The star on the right (east) is the Schwetz area; the Mennonite villages of Brenkenhoffswalde and Franztal are the two stars 120 miles west-southwest.
Another location that we must keep in mind is the region of Volhynia. The map below thus broadens our perspective so that we see the relation between Neumark on the far west, Schwetz/Przechowka in the center (along the Vistula River), and the village of Zofyovka in the Rovno district of Volhynia. All three locations are important to this post.
If you recall, earlier we discovered that the twenty-one families who founded the village of Zofyovka just north of Wysock, in the Rovno district of Volhynia, included two Buller families, led by Heinrich and David (see here).
At that time we were unable to say much at all about these families, such as where they lived before moving to Zofyovka in 1811. But perhaps now, with the Buller chart developed by Glenn Penner, we will be able to offer a reasonable suggestion. (For a full-sized version of the chart, see here.)
Because we do not know how old Heinrich and David Buller were when they emigrated to Volhynia, we must work in the realm of possibilities and probabilities.

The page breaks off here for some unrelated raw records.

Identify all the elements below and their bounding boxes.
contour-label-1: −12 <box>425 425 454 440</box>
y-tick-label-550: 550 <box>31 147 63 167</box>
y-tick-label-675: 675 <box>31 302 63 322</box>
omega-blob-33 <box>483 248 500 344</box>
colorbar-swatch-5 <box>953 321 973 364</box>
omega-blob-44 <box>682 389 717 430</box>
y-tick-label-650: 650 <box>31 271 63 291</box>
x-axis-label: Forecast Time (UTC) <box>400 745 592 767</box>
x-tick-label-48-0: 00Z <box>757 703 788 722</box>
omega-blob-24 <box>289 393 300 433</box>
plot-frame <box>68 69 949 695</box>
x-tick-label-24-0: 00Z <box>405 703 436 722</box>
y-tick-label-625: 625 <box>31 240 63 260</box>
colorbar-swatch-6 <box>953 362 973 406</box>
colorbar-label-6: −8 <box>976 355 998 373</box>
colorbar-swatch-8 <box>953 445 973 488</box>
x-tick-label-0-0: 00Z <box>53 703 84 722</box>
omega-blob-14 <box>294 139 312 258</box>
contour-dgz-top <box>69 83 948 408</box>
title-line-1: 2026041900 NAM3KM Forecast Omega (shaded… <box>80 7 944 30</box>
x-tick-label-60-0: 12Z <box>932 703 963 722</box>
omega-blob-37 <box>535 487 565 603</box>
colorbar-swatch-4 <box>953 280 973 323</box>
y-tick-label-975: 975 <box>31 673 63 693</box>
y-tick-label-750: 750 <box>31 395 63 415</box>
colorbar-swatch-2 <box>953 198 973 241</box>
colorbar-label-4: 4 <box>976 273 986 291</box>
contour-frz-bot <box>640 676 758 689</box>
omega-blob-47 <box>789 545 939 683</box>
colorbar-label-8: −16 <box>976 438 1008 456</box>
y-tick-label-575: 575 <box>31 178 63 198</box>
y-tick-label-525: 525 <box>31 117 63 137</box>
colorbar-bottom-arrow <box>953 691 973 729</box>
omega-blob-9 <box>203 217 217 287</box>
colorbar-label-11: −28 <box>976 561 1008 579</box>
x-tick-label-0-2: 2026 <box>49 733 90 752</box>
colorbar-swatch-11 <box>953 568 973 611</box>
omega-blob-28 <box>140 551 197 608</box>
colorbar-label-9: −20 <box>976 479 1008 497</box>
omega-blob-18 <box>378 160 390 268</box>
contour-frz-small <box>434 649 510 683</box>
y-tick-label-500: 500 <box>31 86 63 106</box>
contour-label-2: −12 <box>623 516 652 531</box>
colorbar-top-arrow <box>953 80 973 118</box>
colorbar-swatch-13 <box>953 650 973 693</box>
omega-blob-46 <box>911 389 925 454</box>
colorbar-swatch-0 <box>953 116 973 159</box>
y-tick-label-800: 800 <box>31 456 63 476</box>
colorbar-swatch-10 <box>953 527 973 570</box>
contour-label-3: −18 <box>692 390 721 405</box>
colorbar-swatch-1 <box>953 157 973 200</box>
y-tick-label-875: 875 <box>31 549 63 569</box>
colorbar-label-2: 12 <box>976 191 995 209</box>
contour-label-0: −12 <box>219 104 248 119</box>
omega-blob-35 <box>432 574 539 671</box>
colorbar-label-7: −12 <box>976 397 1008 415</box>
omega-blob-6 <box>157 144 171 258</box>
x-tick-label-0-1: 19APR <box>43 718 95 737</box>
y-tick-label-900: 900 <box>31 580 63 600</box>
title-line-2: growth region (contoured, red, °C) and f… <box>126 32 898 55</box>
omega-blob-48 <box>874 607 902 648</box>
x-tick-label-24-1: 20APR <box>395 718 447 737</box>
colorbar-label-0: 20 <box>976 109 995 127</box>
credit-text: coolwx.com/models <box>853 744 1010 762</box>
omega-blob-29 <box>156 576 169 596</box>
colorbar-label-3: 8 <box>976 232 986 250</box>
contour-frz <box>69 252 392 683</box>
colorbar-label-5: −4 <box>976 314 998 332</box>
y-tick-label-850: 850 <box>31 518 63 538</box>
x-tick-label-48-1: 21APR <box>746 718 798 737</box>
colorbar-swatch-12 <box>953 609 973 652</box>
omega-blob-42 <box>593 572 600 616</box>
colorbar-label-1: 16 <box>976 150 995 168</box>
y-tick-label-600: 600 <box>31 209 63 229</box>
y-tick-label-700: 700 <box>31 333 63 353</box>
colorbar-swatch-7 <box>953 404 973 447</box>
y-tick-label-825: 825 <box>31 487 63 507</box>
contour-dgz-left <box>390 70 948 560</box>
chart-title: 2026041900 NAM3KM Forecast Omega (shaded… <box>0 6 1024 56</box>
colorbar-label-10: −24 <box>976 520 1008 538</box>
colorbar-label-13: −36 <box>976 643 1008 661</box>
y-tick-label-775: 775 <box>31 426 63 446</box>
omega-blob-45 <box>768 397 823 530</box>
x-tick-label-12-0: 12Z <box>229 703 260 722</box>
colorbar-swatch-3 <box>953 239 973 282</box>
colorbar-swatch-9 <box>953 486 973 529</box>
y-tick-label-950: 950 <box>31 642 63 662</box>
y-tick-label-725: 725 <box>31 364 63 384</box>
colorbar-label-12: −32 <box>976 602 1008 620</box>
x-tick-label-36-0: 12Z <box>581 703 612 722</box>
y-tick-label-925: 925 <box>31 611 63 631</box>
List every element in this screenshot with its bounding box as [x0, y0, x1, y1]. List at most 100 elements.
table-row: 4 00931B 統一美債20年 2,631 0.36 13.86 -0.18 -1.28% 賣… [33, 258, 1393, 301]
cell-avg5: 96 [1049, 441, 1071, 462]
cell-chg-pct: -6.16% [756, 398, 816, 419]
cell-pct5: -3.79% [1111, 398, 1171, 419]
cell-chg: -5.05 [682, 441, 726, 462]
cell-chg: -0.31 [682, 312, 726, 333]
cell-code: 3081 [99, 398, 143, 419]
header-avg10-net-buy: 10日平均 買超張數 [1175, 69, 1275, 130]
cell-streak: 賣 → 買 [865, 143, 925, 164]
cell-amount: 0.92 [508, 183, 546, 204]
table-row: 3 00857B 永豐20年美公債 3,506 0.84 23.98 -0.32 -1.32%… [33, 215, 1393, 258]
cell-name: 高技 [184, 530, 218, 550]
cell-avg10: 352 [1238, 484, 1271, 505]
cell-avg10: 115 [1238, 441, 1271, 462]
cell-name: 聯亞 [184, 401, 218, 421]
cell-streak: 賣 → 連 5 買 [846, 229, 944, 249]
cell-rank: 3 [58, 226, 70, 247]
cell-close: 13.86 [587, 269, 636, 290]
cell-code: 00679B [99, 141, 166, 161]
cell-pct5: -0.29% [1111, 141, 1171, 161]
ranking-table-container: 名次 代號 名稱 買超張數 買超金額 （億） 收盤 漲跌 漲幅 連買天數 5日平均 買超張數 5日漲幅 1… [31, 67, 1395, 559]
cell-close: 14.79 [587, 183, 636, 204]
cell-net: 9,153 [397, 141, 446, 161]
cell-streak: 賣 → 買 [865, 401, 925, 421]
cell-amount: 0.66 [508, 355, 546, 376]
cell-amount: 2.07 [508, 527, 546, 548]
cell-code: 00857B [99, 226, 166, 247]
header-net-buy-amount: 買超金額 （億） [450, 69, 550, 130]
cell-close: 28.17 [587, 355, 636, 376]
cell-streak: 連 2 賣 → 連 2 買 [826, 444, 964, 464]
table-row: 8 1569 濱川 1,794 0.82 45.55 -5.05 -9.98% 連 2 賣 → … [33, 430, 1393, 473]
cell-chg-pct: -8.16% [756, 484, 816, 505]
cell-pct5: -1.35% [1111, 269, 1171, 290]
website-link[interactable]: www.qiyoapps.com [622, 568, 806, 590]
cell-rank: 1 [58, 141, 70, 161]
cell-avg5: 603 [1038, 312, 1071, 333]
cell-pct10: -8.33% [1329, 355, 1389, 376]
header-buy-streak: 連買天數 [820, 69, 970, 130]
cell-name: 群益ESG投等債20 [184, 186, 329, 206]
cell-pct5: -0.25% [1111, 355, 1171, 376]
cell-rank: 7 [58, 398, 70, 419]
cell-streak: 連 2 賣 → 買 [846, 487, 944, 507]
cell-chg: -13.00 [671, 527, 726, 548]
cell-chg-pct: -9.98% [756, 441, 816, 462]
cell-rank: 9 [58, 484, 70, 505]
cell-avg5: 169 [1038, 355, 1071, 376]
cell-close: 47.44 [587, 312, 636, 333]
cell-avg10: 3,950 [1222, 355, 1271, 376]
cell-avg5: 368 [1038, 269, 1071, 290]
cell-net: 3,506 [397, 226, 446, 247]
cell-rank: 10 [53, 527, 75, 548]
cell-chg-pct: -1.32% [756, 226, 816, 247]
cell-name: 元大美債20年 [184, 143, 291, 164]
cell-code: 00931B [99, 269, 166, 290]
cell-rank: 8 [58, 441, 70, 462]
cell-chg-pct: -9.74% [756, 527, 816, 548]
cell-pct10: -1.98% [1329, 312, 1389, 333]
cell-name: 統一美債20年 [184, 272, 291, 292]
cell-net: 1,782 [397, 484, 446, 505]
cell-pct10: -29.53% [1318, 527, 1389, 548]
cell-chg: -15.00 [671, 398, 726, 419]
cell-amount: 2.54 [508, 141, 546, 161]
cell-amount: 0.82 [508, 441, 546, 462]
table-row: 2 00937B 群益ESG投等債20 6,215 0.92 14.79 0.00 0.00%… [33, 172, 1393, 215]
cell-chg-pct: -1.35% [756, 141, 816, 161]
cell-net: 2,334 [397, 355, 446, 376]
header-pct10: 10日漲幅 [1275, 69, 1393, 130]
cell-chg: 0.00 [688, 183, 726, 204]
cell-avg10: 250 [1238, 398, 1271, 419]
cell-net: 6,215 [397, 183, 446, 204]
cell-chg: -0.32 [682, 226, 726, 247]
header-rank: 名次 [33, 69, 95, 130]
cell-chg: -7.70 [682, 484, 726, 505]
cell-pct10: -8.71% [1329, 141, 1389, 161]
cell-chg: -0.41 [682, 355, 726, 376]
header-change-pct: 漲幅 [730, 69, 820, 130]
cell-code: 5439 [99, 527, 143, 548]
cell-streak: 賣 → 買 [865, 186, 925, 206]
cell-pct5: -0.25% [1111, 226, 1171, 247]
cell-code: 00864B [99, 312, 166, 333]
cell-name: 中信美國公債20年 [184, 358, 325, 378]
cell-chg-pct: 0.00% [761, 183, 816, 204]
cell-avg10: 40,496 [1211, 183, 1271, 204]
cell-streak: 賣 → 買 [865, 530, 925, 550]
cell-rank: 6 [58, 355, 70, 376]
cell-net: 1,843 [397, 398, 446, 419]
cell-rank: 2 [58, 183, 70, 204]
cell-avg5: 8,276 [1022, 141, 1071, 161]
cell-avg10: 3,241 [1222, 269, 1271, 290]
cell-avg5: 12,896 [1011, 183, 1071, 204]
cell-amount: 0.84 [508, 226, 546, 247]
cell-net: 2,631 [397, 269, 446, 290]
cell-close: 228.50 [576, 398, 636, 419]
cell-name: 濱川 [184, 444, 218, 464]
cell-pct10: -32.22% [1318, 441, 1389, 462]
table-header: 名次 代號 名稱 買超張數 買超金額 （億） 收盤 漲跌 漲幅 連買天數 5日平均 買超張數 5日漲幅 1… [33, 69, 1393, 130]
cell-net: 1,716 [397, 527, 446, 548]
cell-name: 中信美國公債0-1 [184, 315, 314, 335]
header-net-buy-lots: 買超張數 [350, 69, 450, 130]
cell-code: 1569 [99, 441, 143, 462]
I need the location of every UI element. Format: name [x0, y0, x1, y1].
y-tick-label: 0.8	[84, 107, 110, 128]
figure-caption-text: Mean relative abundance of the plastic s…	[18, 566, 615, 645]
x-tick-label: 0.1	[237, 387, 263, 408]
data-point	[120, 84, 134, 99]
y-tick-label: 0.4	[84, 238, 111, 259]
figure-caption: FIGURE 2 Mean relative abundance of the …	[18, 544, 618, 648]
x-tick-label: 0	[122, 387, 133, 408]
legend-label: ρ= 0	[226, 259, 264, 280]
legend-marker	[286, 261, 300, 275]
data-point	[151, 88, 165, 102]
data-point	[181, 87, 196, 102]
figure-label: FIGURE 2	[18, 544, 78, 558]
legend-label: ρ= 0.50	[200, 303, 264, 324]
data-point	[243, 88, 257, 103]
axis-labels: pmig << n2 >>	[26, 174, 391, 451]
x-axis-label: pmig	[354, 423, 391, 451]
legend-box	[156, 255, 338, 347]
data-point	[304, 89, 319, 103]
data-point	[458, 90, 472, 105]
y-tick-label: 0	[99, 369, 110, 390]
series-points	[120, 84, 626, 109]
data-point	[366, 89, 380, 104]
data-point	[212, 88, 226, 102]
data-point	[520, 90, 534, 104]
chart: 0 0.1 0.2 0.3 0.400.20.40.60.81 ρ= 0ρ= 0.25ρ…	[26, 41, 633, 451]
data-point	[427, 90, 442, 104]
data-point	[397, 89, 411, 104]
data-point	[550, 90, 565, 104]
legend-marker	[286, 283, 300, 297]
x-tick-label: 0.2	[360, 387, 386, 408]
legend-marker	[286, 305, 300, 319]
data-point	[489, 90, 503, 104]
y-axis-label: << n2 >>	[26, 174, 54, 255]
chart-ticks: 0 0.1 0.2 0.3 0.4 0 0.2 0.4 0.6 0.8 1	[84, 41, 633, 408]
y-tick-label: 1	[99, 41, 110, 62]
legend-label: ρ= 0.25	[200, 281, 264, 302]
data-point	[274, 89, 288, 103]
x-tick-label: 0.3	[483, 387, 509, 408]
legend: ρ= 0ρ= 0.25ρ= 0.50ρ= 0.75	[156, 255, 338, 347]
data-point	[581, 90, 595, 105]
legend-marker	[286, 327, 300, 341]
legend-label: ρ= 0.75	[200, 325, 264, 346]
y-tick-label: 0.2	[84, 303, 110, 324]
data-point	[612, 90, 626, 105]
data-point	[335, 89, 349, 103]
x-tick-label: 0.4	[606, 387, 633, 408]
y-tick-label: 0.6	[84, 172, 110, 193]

The two were, obviously, old enough to sign a contract and almost certainly had their own families (as other signatories to the contract did), so they must have been at least twenty years of age. That would place their year of birth in 1791 at the latest. One might imagine them as old fifty (older men could have gone into untamed areas, but it seems less likely), which would make their earliest year of birth 1761. Somewhere between 1761 and 1791, then, we would expect Heinrich and David to have been born.
We have fairly complete records for the line of George 3XXXX, and none of the Heinrichs listed there is a match: Heinrich 378 (generation 4) died in 1795, and Heinrich 393 (generation 5, so not shown in the chart) moved directly from Schwetz to Alexanderwohl in Molotschna in the year 1820. There are no Davids in this line during the period 1761–1791. In light of this, we can reasonably conclude that Heinrich and David were not part of the George 3XXXX line.
What about the Peter 354 line? As mentioned several times earlier, this Buller line was associated with the village of Jeziorka in the Schwetz area the latter half of the eighteenth century. However, in 1803 some family members emigrated to Volhynia. The only known David in this line (our records are admittedly incomplete for this line) was part of the 1803 migration, so he could not have been the David who emigrated to Zofyovka in Volynia in 1811. That there are no known Heinrichs in this line simply tilts the scales further to the conclusion that the David and Heinrich Buller who are the object of our study were probably not members of this family line.
That leaves the family line of Hans 340. Interestingly, the far left part of that line (column A) shows two brothers named Heinrich and David. As tempting as it is to suggest that these are the very Bullers listed on the 1811 contract between nobleman Waclav Borejko and twenty-one Mennonite families, they probably are not. We do not know when Heinrich 348 and David 346 were born, but a sibling was born in the mid-1730s, so presumably they were born during the same general time frame.
It is worth noting, however, that our earlier post on Buller first names (see here) revealed that the two most common names in the line were Heinrich and David. This suggests further that this is the most likely line from which Heinrich and David of Zofyovka were descended.
In the end, all we can safely conclude is that the Heinrich and David Buller who signed their names to the 1811 contract were likely of Hans 340’s line. Still, even this limited conclusion is important, since this locates Heinrich and David in Neumark, where most of the Hans 340 line lived. In all likelihood, the two Bullers who helped found the Volhynian village of Zofyovka in 1811 were Neumark Mennonites and thus part of the Mennonite community that we surveyed in the prior post.